2016-07-27
Gurat, France, Mar 11--(UPI) German researchers have completed a 30-year project microfilming 175,000 endangered manuscripts of some of the most precious Buddhist texts, a Hamburg scholar told United Press International Monday. "Now we have begun the second phase -- compiling a descriptive catalogue that will be accessible online," said Jan-Ulrich Sobisch of Hamburg University's Nepal-German Manuscript preservation project, which is funded by the government-sponsored German Research Council.

The manuscripts were stashed away in remote monasteries and private homes in the Dolpo and Mustang regions of Nepal, some 200 miles northwest of Katmandu. Figaro Magazine, a French publication, called this area high in the Himalayas one of the last remaining enclaves of Tibetan culture. "This territory is the ultimate citadel of a tradition rooted deep in Tibetan history," the magazine quoted Tibetan studies scholar Klaus-Dieter Mathes as saying.

In this faraway corner of what used to be western Tibet and is now part of Nepal, sacred Buddhist texts have been taken for safekeeping since the 12th century. After the Chinese occupation of Tibet and the destruction of most of its monasteries, this sanctuary has become even more significant for the survival of these texts some of which are so sacred that the monks hesitated for a long time to show them to the German academics. "They are not to be read by the uninitiated," Sobisch explained. "This especially applied to manuscripts concerning sacred rituals."

However, Mathes managed to convince the Buddhist divines to have their treasures microfilmed, lest fire, water or insects ravage their contents forever. Copies of the microfilms have been deposited at the Oriental Department of the Berlin State Library and the National Archives in Katmandu. The researchers returned all the originals to their owners.

The way Sobisch described it, this scholarly rescue operation proved to be a great and often dangerous adventure reminiscent of the exploits especially of German researchers in the 18th and 19th centuries.

To get to this area involves four-week treks, negotiating mountain passes in altitudes of more than 15,000 feet, and camping in temperatures barely above the freezing point. The German explorers had to cope with mountain sickness, exceedingly thin air and even mortal dangers. "One of our scholars was severely injured in a fall," Sobisch said. Once they arrived, their troubles weren't over. One drunken villager charged Mathes with a long knife and destroyed his camera. The researchers also had to overcome the perils of superstition.

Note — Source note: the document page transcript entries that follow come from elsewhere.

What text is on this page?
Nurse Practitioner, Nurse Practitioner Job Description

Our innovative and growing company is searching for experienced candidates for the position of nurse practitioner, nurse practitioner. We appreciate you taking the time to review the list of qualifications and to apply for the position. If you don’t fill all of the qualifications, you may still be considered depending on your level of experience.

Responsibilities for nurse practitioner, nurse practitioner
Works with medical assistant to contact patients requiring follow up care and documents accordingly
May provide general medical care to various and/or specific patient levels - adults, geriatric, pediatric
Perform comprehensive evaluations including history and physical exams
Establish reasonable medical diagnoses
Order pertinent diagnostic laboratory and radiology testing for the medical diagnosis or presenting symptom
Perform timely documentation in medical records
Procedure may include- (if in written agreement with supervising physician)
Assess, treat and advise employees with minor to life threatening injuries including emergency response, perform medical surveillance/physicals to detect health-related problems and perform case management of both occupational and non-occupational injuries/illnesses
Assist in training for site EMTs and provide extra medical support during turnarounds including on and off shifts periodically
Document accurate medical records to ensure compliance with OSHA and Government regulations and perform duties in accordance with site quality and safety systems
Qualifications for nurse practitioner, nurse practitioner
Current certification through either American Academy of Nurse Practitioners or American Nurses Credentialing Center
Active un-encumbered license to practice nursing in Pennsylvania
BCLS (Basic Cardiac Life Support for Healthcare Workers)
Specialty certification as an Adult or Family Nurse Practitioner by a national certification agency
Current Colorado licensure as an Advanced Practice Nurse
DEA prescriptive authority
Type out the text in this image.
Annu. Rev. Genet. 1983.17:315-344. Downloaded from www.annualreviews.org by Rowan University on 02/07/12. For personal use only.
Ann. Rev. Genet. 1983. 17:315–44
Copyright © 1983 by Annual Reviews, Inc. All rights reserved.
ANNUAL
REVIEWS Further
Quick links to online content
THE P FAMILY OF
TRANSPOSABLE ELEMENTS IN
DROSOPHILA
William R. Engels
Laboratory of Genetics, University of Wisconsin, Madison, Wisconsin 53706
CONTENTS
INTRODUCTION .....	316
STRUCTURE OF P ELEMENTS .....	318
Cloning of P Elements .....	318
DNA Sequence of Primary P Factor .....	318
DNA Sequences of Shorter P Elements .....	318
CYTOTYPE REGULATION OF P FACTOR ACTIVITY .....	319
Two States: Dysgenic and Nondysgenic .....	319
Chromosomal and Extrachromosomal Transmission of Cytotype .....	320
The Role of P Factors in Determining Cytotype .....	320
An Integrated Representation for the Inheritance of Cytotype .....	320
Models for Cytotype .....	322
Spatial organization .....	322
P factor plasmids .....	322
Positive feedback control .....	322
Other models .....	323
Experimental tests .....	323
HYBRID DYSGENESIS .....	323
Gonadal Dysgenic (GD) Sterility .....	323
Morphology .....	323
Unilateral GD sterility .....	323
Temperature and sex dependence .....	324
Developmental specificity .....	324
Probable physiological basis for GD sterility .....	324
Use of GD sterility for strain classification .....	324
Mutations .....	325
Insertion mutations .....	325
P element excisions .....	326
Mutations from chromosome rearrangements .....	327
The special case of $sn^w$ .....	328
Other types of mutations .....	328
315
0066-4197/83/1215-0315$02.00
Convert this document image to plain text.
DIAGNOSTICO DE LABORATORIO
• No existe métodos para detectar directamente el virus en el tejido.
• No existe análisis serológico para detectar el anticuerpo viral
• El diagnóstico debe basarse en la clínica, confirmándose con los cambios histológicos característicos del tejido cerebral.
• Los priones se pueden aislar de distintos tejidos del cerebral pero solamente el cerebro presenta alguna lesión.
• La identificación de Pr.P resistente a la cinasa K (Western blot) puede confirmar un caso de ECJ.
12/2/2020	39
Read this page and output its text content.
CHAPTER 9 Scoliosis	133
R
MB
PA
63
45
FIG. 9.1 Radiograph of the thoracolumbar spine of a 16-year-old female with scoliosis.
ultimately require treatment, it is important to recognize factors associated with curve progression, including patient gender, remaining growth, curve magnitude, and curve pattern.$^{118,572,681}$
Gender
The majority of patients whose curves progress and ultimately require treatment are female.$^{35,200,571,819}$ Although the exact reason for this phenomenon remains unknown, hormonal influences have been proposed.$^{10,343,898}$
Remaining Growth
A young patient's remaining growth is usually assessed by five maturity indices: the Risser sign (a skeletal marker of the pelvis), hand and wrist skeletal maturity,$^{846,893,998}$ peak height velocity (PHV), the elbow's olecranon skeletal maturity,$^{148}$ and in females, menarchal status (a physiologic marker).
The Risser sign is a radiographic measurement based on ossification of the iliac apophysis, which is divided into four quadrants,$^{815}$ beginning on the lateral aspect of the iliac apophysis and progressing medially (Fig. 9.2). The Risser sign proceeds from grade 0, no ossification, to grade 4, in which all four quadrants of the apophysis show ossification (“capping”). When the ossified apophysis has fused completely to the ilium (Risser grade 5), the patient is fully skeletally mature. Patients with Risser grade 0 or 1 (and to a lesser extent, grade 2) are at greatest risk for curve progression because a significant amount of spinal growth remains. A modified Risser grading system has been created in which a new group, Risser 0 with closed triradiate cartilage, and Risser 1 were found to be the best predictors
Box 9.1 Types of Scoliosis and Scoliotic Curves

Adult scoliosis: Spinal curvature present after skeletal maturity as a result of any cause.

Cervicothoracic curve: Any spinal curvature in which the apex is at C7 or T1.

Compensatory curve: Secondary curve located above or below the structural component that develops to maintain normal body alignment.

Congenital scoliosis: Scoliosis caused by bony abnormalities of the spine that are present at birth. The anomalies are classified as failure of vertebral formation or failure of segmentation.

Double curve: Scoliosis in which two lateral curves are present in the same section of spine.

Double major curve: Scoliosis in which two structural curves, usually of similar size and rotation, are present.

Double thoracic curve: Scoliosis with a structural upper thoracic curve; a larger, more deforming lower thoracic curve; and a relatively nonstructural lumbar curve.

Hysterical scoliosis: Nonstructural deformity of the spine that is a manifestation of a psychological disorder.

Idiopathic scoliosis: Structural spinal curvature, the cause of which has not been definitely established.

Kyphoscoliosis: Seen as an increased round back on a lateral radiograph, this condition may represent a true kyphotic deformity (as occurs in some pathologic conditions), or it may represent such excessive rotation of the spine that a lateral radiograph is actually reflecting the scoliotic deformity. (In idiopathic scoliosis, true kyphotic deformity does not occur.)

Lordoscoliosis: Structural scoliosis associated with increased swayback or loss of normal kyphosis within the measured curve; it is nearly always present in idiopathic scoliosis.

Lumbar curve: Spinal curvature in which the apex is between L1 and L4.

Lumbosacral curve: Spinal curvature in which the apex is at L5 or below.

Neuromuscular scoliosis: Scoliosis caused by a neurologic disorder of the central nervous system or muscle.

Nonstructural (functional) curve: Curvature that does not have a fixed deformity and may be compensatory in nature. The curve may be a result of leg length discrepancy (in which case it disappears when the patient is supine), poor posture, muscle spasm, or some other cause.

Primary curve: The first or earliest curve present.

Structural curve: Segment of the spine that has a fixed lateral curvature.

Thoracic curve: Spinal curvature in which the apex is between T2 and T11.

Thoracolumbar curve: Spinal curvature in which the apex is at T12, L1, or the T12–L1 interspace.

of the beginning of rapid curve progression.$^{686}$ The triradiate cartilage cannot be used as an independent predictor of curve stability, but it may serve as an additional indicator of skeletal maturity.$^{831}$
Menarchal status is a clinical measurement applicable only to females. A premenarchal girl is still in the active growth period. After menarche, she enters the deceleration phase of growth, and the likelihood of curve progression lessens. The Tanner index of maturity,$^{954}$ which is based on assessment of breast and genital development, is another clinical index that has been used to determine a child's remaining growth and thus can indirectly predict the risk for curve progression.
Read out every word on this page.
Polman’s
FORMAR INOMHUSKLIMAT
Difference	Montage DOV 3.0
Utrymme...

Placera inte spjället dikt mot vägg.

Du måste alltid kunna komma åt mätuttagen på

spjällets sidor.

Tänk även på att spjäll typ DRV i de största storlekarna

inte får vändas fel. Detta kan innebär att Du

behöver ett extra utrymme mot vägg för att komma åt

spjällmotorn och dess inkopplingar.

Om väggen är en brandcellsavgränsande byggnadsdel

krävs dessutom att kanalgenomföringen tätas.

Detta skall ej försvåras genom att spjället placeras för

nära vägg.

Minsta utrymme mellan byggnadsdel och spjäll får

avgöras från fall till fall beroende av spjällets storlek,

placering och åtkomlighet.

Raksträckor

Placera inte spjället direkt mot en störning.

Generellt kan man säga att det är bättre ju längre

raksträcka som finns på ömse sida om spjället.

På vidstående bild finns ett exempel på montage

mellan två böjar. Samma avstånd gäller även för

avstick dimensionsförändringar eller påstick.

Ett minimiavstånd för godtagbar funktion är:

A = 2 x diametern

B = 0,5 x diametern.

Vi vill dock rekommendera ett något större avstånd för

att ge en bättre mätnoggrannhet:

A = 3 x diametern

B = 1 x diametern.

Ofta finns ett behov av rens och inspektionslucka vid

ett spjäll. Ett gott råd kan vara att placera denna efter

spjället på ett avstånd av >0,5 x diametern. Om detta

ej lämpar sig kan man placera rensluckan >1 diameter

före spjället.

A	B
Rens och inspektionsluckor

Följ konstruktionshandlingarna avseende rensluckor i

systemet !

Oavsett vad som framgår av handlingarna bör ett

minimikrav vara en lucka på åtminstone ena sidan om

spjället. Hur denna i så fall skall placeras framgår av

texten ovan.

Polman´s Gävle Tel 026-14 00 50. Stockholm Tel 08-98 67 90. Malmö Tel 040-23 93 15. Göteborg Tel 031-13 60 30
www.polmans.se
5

"Natural light is not good enough for microfilming. You need electric light. Hence our team had to carry a diesel generator way up into the mountains," Sobisch related. "Immediately, rumors spread that cranking up this machine caused stillbirths and the death of children."

In the end, though, the researchers reported a meeting of minds between Western scholars and Eastern sages: They agreed that was the only way imaginable to preserve one of mankind's most extraordinary cultural and religious assets--a treasure of Sanskrit, Tibetan and other writings on the history of Buddhism, on medicine, astrology, and even the art of breeding horses.